Путь Востока

     Бесцельное солнце скрывается за полчищем туч. Бисерно-мелкий снег спадает на драконьи морды прохожих. Под неоновым светом ларьков стоят двое: я и мой клон. Девушка напротив на озябающих пальцах перебирает ведьмовские иль цыганские кольца, гремит браслетами и золотыми округлыми серьгами. Мы глазами играем с ней в прядки. Лицо у нее разрисовано: брови изогнуты на 30 градусов, глаза подведены игривой округлой линией, помада ее ярко-красная, а тени — синие-синие, как минеральное озеро Кукунор.
     Ты можешь считать меня глупой за такое сравнение, но выглядит она точно воин. «Послушайте, этим видом вы точно обескуражите и обведете вокруг пальцев врагов», — горжусь своей вороньей проницательностью. Я кутаюсь в черную меховую шубку, как околдованный Хаул теряется в своих раскинутых крыльях. И тот час увядаю в мечтательности, рассеянно всматриваясь в католическую церковь, купала которой загромождают лопнувший небосвод.
     А когда ко мне возвращается ясность — вдруг обнаруживаю, что девушка напротив исчезла. По земле, медленно переходящей в весну, недолго катятся ее брошенные украшения. Я подбираю их, внутри сокрушаясь: «Как некрасиво так поступать: перечеркивать одним своим обликом улицу, если не целый город, чтобы затем так вероломно разрывать эту тонкую нить, проходящую между сном и реальностью». И посвящаю себя в паломники, обещая во что бы то ни стало – отдать почтение и дань, встрепенувшей меня, незнакомке.
     Сгорая от любопытства, я примеряю понравившееся кольцо на палец левой руки. Как вдруг из снежных пучин прорывается зеленый ящер внушительных размеров. Он сыплет чудесными, источающими пламя, жемчужинами и кораллами. А его глаза — два солнечных диска, с маленькими черными воронками внутри.
     Я вглядываюсь в них, наблюдая за искрящейся золотистой радужкой, которая придает вращение всему живому, пока змей выдыхает раскаленный пар из ноздрей. Сквозь меня проходит дурман, и вот спокойный проспект, освещенный редкими неоновыми огоньками, с пьяным мужичком у магазина, играющим на гармонике, сменяется обширной и светлой университетской аудиторией.
     На последних рядах студенты-зеваки в полусне ожидают преподавателя, который проведет вводную лекцию по археологии. А за окном — горят листья, оживляется город со стороны Алого поля. Я стучу ручкой по столу, раздражаясь при виде прыгающих зайчиков на потолке, до появления профессора в комнате. «Здравствуйте, молодые люди! Поприветствуйте своего учителя», — доброжелательно проговаривает Николай Борисович Виноградов.
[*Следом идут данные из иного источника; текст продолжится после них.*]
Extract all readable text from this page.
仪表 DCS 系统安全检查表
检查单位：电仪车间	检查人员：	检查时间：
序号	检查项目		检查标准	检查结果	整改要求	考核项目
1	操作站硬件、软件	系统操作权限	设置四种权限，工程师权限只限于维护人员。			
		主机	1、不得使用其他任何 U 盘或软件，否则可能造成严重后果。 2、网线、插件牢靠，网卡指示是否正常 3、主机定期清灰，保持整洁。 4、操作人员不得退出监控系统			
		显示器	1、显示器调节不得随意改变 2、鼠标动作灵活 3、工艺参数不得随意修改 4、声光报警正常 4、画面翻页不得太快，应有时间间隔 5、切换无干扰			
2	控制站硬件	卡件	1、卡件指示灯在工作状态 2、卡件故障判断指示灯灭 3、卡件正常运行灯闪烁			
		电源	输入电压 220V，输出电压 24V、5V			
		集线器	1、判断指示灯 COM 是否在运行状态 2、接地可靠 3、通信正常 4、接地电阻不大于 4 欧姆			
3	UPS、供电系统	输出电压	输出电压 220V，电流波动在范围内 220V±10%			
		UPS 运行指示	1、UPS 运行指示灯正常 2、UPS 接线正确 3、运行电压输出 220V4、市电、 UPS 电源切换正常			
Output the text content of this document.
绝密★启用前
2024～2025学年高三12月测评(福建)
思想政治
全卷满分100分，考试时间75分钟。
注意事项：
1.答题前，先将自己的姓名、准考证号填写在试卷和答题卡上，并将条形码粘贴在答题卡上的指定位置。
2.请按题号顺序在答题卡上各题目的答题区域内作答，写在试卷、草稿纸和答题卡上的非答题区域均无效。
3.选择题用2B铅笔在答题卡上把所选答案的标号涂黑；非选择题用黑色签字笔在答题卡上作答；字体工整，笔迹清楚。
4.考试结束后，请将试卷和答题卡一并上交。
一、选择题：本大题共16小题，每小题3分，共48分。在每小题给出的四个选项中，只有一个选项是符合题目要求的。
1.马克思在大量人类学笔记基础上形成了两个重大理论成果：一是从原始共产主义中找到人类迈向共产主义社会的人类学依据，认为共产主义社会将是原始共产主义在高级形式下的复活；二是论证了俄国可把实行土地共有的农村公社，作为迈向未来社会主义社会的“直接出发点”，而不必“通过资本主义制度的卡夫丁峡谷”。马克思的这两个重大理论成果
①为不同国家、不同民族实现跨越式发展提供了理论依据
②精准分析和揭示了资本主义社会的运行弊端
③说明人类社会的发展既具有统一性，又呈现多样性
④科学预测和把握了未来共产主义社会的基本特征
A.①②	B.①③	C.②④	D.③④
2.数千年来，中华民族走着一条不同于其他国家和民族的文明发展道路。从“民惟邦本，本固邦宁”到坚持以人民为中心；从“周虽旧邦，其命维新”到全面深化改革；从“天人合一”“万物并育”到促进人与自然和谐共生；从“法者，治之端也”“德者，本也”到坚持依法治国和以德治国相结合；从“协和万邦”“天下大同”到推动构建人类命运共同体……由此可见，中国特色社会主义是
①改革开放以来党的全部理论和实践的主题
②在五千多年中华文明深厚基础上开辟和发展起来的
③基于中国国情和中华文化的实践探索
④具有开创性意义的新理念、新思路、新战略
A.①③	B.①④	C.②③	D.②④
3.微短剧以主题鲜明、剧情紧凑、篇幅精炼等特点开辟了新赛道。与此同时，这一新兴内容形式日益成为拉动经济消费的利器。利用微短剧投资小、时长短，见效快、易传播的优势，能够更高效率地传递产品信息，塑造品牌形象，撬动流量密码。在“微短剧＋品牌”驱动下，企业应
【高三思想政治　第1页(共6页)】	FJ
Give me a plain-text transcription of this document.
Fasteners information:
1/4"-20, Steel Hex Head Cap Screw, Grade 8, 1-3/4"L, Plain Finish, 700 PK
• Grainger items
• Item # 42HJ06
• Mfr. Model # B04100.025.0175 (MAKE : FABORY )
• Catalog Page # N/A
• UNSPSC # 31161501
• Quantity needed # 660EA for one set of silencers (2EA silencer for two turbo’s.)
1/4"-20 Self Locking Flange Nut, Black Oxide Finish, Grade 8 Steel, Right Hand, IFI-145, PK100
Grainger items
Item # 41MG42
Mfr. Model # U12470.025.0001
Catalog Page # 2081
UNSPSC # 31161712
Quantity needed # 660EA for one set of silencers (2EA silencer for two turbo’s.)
     Мужчина смущается от того, что студенты так долго стоят на месте, поэтому через несколько секунд добавляет: «Садитесь-садитесь! Начать хочу сегодняшнюю пару с чтения хайку. Это японская лирическая поэзия!» Преподаватель надевает очки, раскрывает маленькую книжонку, проводя пальцем по выделенным строкам:
    
     «Я шел по мосткам, и вдруг –
     Там, в глубине потока,
     Сквозят водяные цветы».[1]
    
     Между тем студенты обмениваются насмешливыми взглядами. Мужчина нежно проговаривает написанное, обдумывая каждую строчку, пристально следя за реакциями будущих педагогов, нынешних ростков. Наверное, молодая душа не готова к такому откровению, ведь к умиротворению приходят с годами: когда в мудром возрасте человек сбрасывает облезшую эгоистичную кожицу — тогда и сердце его желает делиться этой любовью с миром и любит вопреки всему.
     «Красиво, не правда ли? Что ж, теперь можно одухотворенно приступить к занятию!» — завершает он. Когда лекция срывается звонком, пренебрегающим всем приличием, слышу, как девушка с задней парты произносит: «Нам очень повезло, раз наш поток будет обучаться у этого гения, этот преподаватель — великий человек».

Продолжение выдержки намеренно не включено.